SPONSORS OF RESOLUTION ON ARAB-ISRAEL TALKS EXPLAIN WITHDRAWAL

The resolution calling for direct Arab-Israel peace talks was withdrawn on behalf of its 21 co-sponsors by Arsene A. Usher, the representative of the Ivory Coast, immediately after the approval of the United States resolution, with the Cypriot amendment. He told the session that the 21 co-sponsors were willing not to press for a vote on this resolution at this time because so many delegates had insisted that it was “unrealistic” to den and direct Arab-Israeli peace talks when there was still no willingness to engage in such negotiations.

He requested the four Moslem co-sponsors of the pro-Arab resolution, calling for the appointment of a United Nations custodian over Arab properties inside Israel to withdraw their draft in the same spirit.

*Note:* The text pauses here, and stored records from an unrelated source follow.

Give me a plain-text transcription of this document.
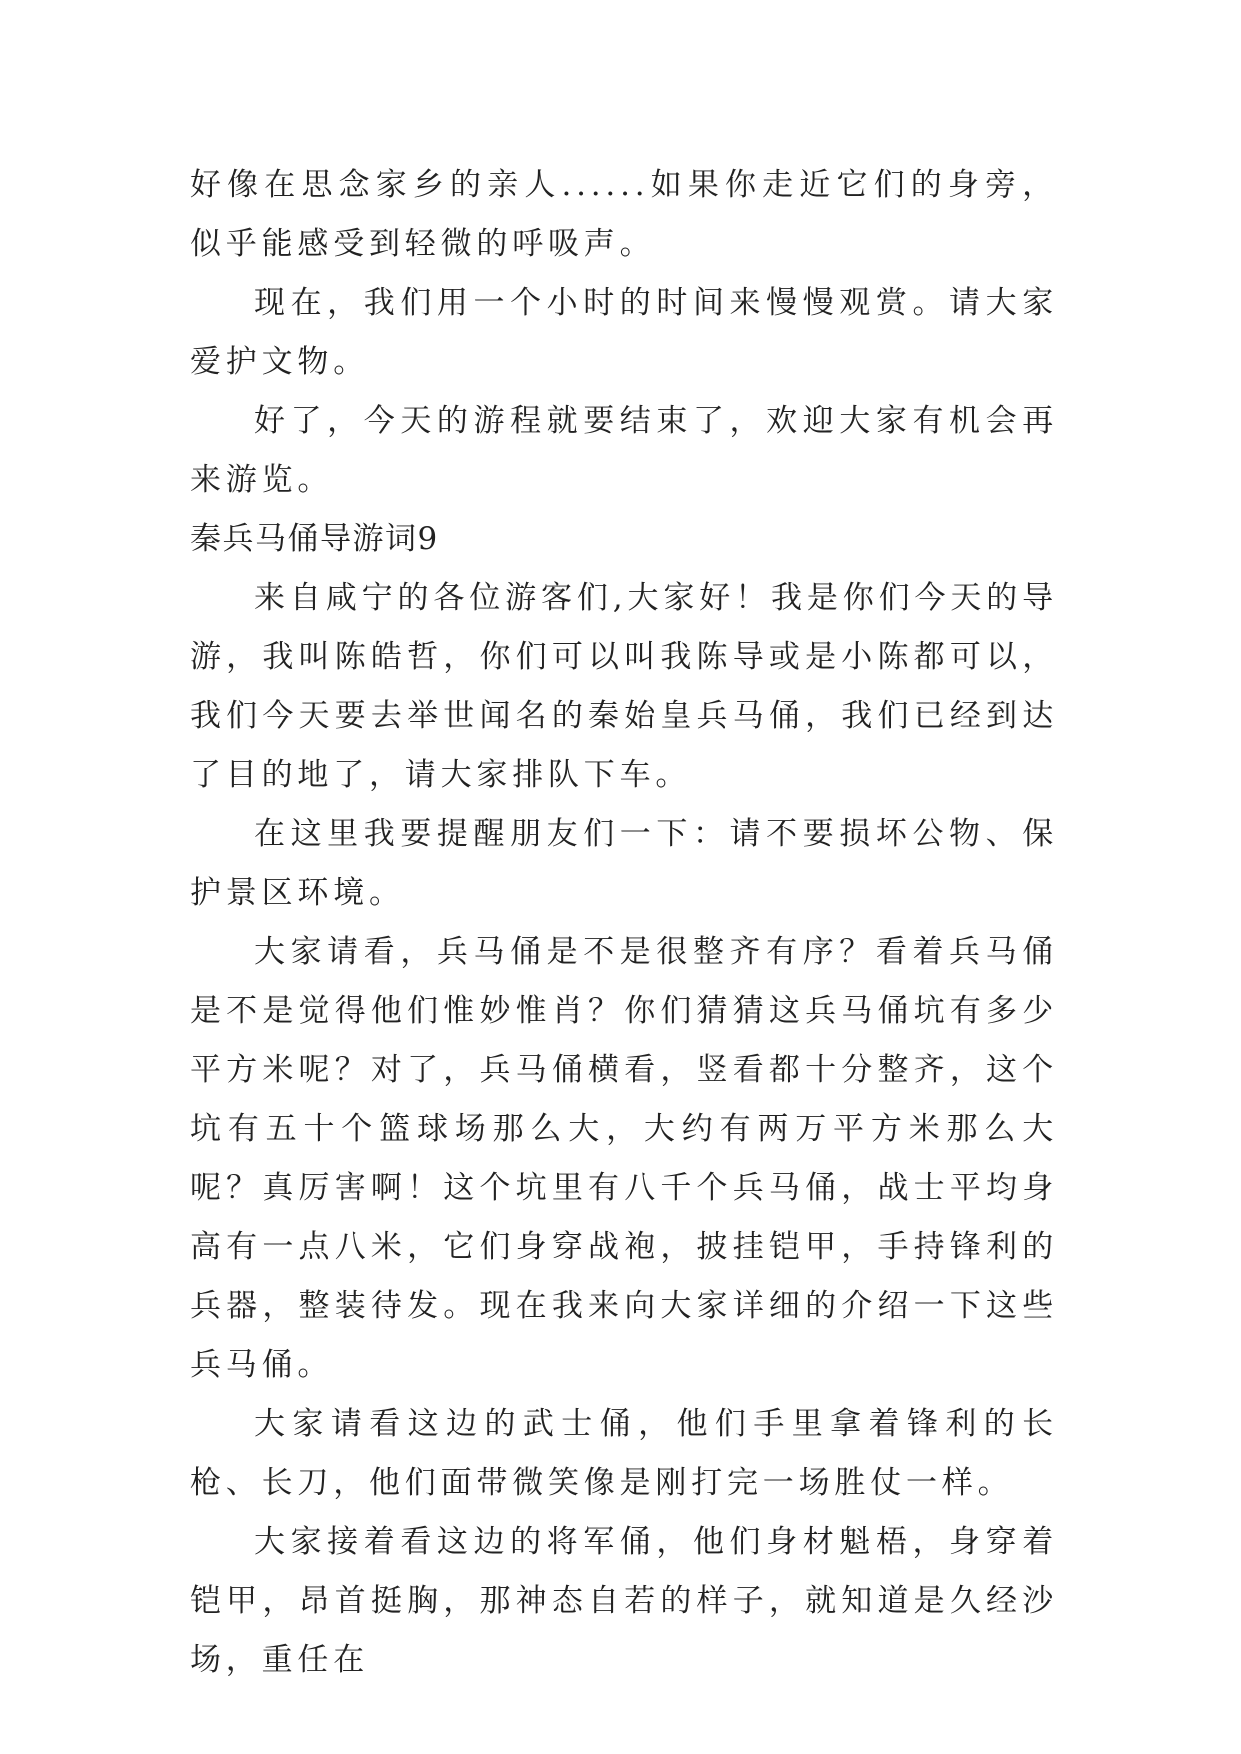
好像在思念家乡的亲人......如果你走近它们的身旁，似乎能感受到轻微的呼吸声。

现在，我们用一个小时的时间来慢慢观赏。请大家爱护文物。

好了，今天的游程就要结束了，欢迎大家有机会再来游览。

秦兵马俑导游词9

来自咸宁的各位游客们,大家好！我是你们今天的导游，我叫陈皓哲，你们可以叫我陈导或是小陈都可以，我们今天要去举世闻名的秦始皇兵马俑，我们已经到达了目的地了，请大家排队下车。

在这里我要提醒朋友们一下：请不要损坏公物、保护景区环境。

大家请看，兵马俑是不是很整齐有序？看着兵马俑是不是觉得他们惟妙惟肖？你们猜猜这兵马俑坑有多少平方米呢？对了，兵马俑横看，竖看都十分整齐，这个坑有五十个篮球场那么大，大约有两万平方米那么大呢？真厉害啊！这个坑里有八千个兵马俑，战士平均身高有一点八米，它们身穿战袍，披挂铠甲，手持锋利的兵器，整装待发。现在我来向大家详细的介绍一下这些兵马俑。

大家请看这边的武士俑，他们手里拿着锋利的长枪、长刀，他们面带微笑像是刚打完一场胜仗一样。

大家接着看这边的将军俑，他们身材魁梧，身穿着铠甲，昂首挺胸，那神态自若的样子，就知道是久经沙场，重任在
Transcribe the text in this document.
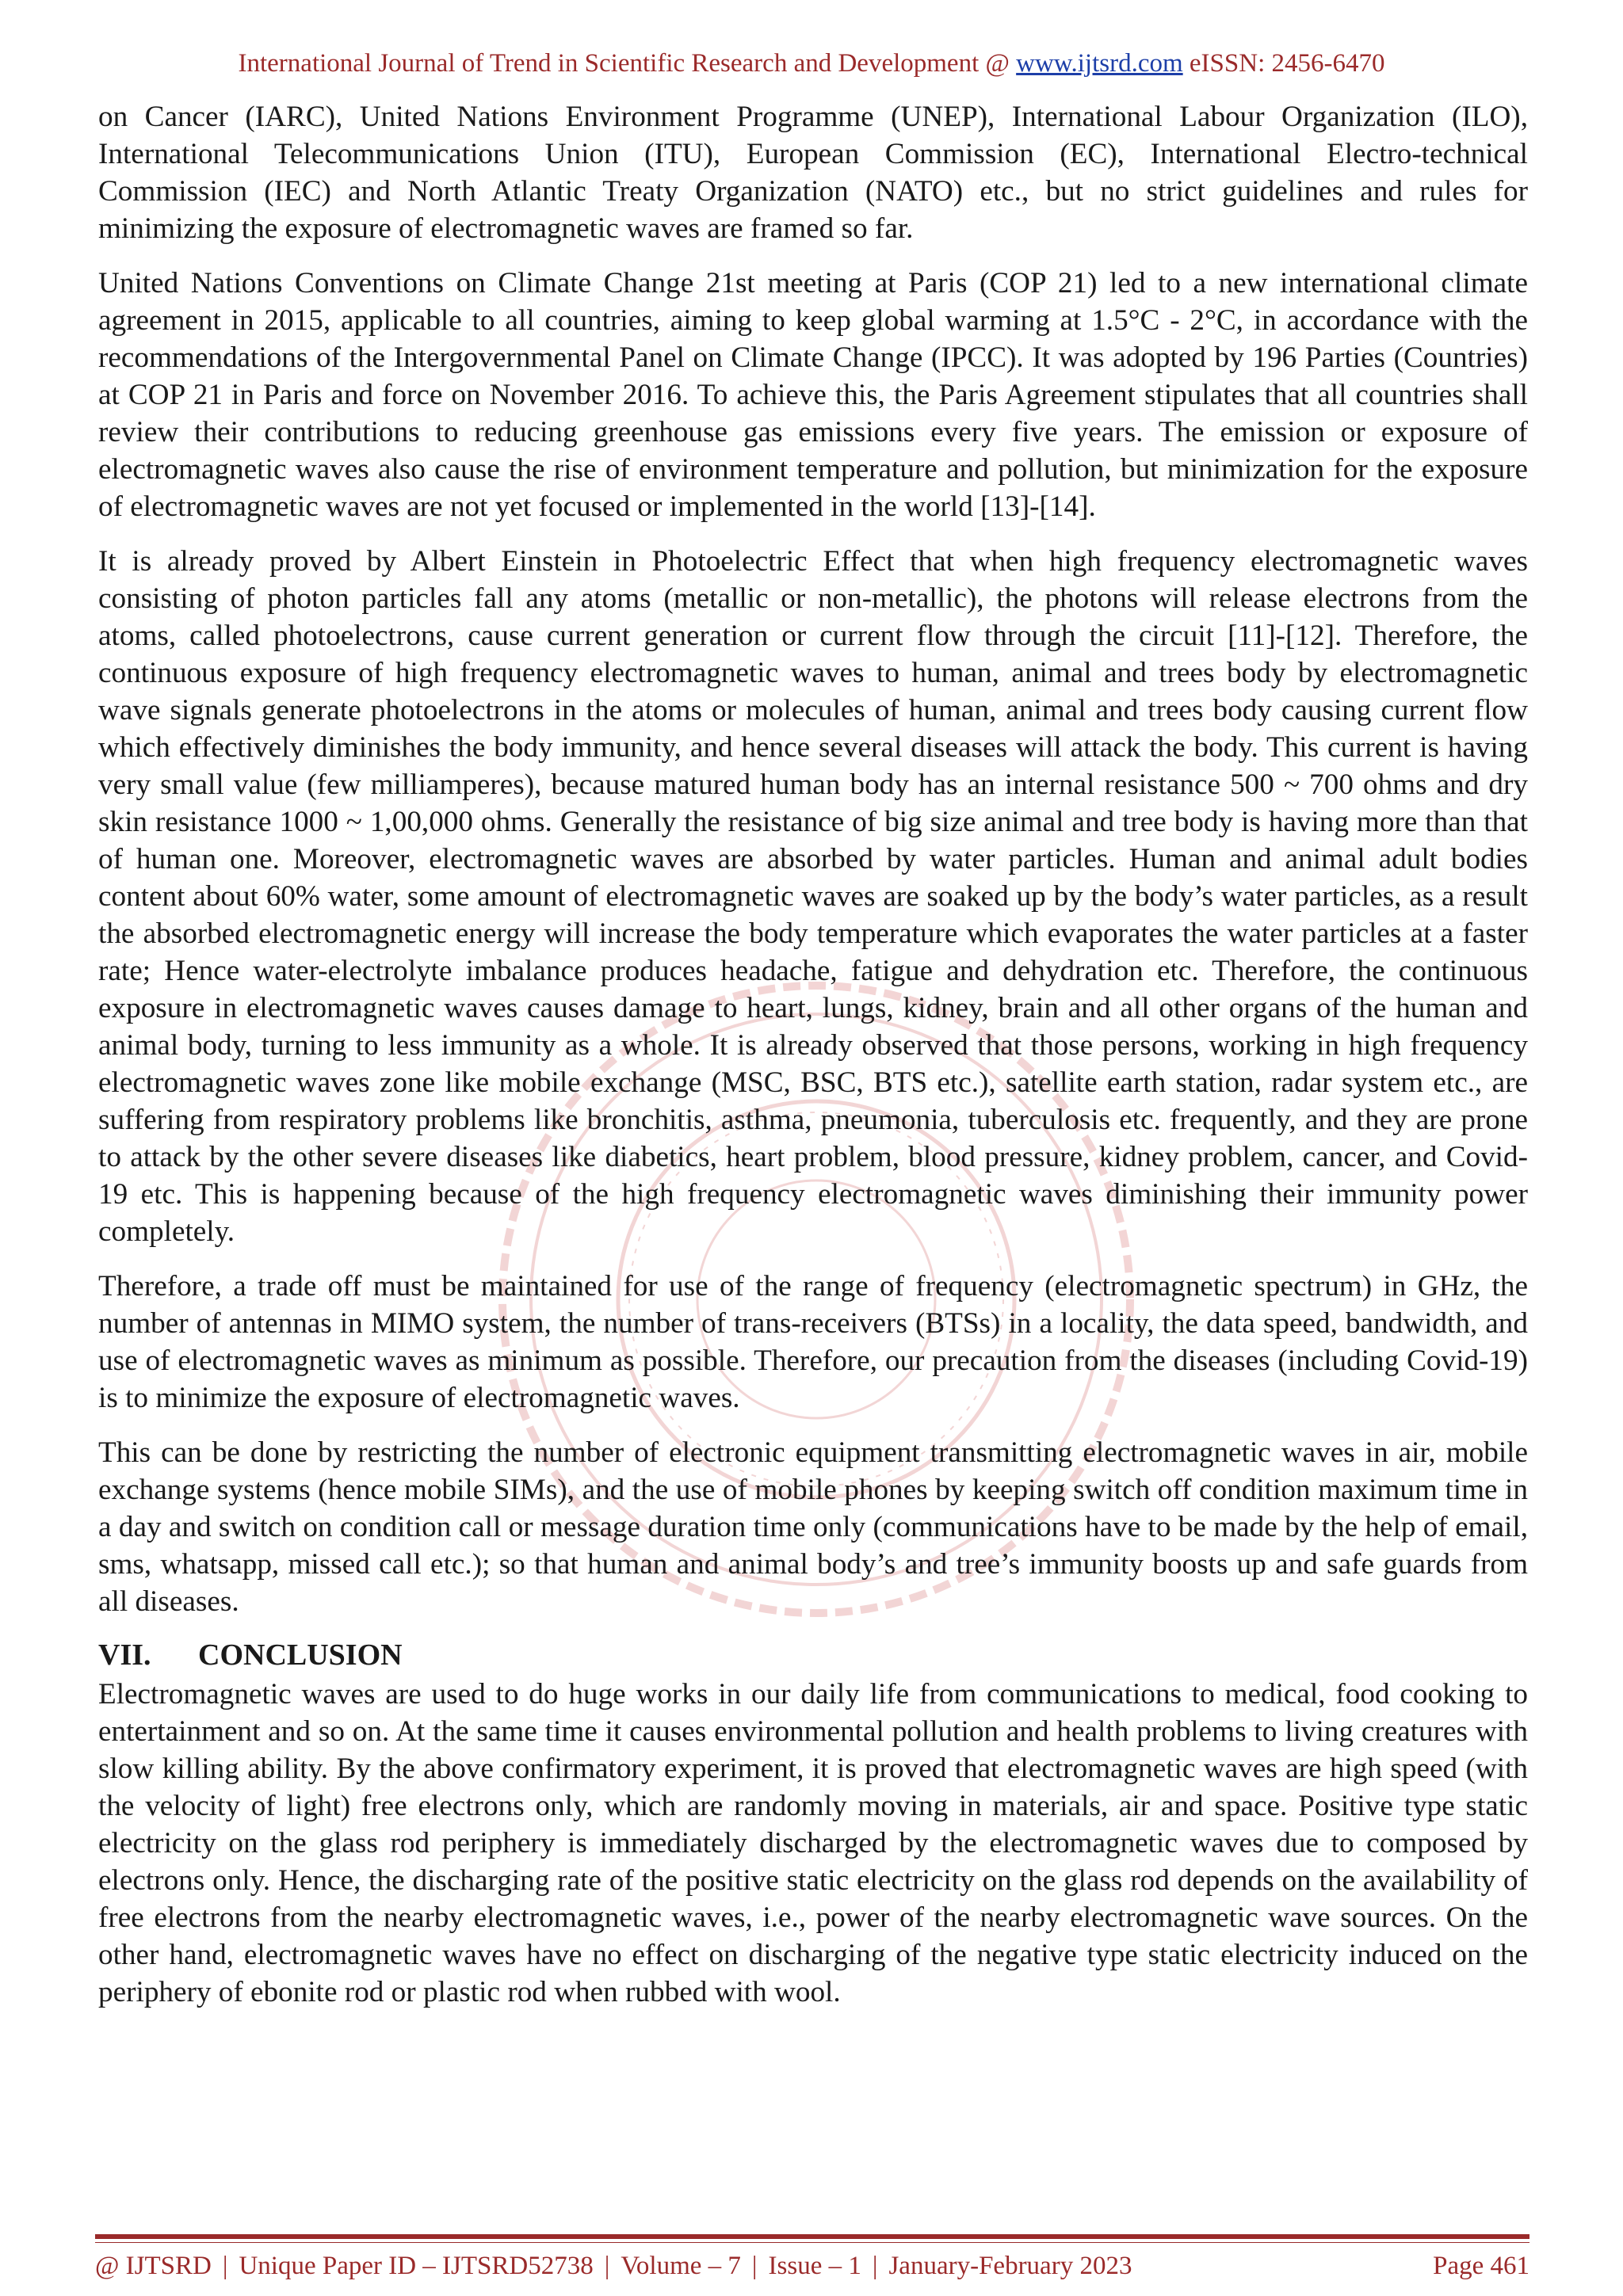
International Journal of Trend in Scientific Research and Development @ www.ijtsrd.com eISSN: 2456-6470

on Cancer (IARC), United Nations Environment Programme (UNEP), International Labour Organization (ILO), International Telecommunications Union (ITU), European Commission (EC), International Electro-technical Commission (IEC) and North Atlantic Treaty Organization (NATO) etc., but no strict guidelines and rules for minimizing the exposure of electromagnetic waves are framed so far.

United Nations Conventions on Climate Change 21st meeting at Paris (COP 21) led to a new international climate agreement in 2015, applicable to all countries, aiming to keep global warming at 1.5°C - 2°C, in accordance with the recommendations of the Intergovernmental Panel on Climate Change (IPCC). It was adopted by 196 Parties (Countries) at COP 21 in Paris and force on November 2016. To achieve this, the Paris Agreement stipulates that all countries shall review their contributions to reducing greenhouse gas emissions every five years. The emission or exposure of electromagnetic waves also cause the rise of environment temperature and pollution, but minimization for the exposure of electromagnetic waves are not yet focused or implemented in the world [13]-[14].

It is already proved by Albert Einstein in Photoelectric Effect that when high frequency electromagnetic waves consisting of photon particles fall any atoms (metallic or non-metallic), the photons will release electrons from the atoms, called photoelectrons, cause current generation or current flow through the circuit [11]-[12]. Therefore, the continuous exposure of high frequency electromagnetic waves to human, animal and trees body by electromagnetic wave signals generate photoelectrons in the atoms or molecules of human, animal and trees body causing current flow which effectively diminishes the body immunity, and hence several diseases will attack the body. This current is having very small value (few milliamperes), because matured human body has an internal resistance 500 ~ 700 ohms and dry skin resistance 1000 ~ 1,00,000 ohms. Generally the resistance of big size animal and tree body is having more than that of human one. Moreover, electromagnetic waves are absorbed by water particles. Human and animal adult bodies content about 60% water, some amount of electromagnetic waves are soaked up by the body’s water particles, as a result the absorbed electromagnetic energy will increase the body temperature which evaporates the water particles at a faster rate; Hence water-electrolyte imbalance produces headache, fatigue and dehydration etc. Therefore, the continuous exposure in electromagnetic waves causes damage to heart, lungs, kidney, brain and all other organs of the human and animal body, turning to less immunity as a whole. It is already observed that those persons, working in high frequency electromagnetic waves zone like mobile exchange (MSC, BSC, BTS etc.), satellite earth station, radar system etc., are suffering from respiratory problems like bronchitis, asthma, pneumonia, tuberculosis etc. frequently, and they are prone to attack by the other severe diseases like diabetics, heart problem, blood pressure, kidney problem, cancer, and Covid-19 etc. This is happening because of the high frequency electromagnetic waves diminishing their immunity power completely.

Therefore, a trade off must be maintained for use of the range of frequency (electromagnetic spectrum) in GHz, the number of antennas in MIMO system, the number of trans-receivers (BTSs) in a locality, the data speed, bandwidth, and use of electromagnetic waves as minimum as possible. Therefore, our precaution from the diseases (including Covid-19) is to minimize the exposure of electromagnetic waves.

This can be done by restricting the number of electronic equipment transmitting electromagnetic waves in air, mobile exchange systems (hence mobile SIMs), and the use of mobile phones by keeping switch off condition maximum time in a day and switch on condition call or message duration time only (communications have to be made by the help of email, sms, whatsapp, missed call etc.); so that human and animal body’s and tree’s immunity boosts up and safe guards from all diseases.

VII. CONCLUSION

Electromagnetic waves are used to do huge works in our daily life from communications to medical, food cooking to entertainment and so on. At the same time it causes environmental pollution and health problems to living creatures with slow killing ability. By the above confirmatory experiment, it is proved that electromagnetic waves are high speed (with the velocity of light) free electrons only, which are randomly moving in materials, air and space. Positive type static electricity on the glass rod periphery is immediately discharged by the electromagnetic waves due to composed by electrons only. Hence, the discharging rate of the positive static electricity on the glass rod depends on the availability of free electrons from the nearby electromagnetic waves, i.e., power of the nearby electromagnetic wave sources. On the other hand, electromagnetic waves have no effect on discharging of the negative type static electricity induced on the periphery of ebonite rod or plastic rod when rubbed with wool.

@ IJTSRD | Unique Paper ID – IJTSRD52738 | Volume – 7 | Issue – 1 | January-February 2023	Page 461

However, the co-sponsors of the custodian draft–Mauritania, Pakistan, Afghanistan and Indonesia–first refused to do so. Later, however, they changed their minds.

With the adoption of the U.S. resolution, the debate on the Arab refugee issue–which lasted more than three weeks–came to an end today. The Special Political Committee held 18 sessions on this subject at the current UN General Assembly.